峡谷に薔薇の花弁を
「・・・・。私は友人に、書くということは、深い井戸に石を落として、水しぶきが聞こえるのを待っているかのようだ、と言ったことがある。だが友人は、それは違うと言う。彼によれば、書くということは、グランドキャニオンにバラの花弁を落とし、爆発を待っているようなものだ、と。」(1)

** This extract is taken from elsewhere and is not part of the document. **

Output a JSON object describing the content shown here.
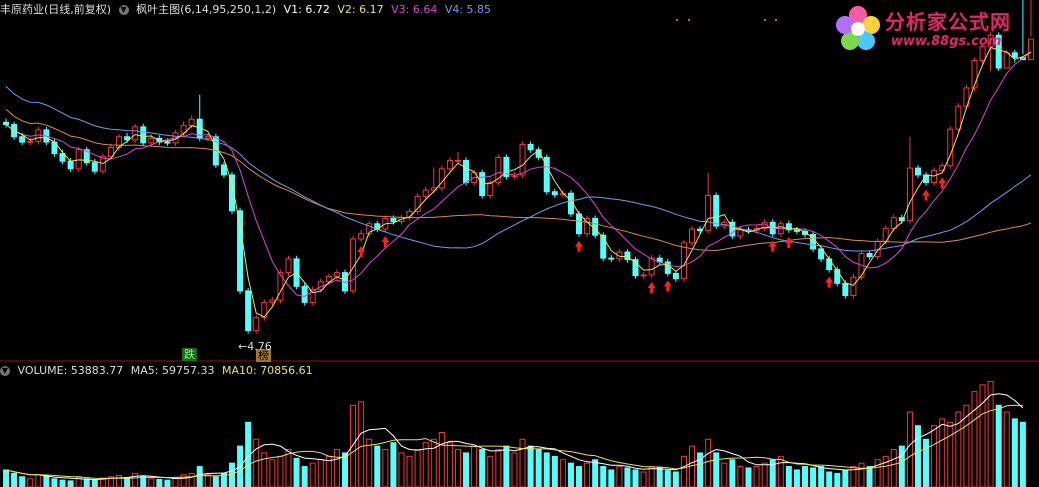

さて、僕もこうして、一枚の花弁を投げ込むことができた。ゆっくりと爆発を待とうではないですか。
2004年5月
保刈 実注(1) Greg Dening, Readings/ Writings, Carlton, Vic.: Melbourne University Press, 1998, pp.xix-xx
※保刈実氏は、本書脱稿から数日を経た2004年5月10日にメルボルンにて逝去されました。(御茶の水書房編集部)
以上、
保刈実『ラディカル・オーラル・ヒストリー —オーストラリア先住民アポリジニの歴史実践—』岩波現代文庫/ 学術380, 岩波書店2018年、pp.314-315, 「著者によるあとがき」
より、引用しました。
〔引用者註〕上記は、小川幸司『世界史とは何か ―「歴史実践」のために—』岩波新書, シリーズ 歴史総合を学ぶ③、岩波書店2023年,p.32,より教えられた。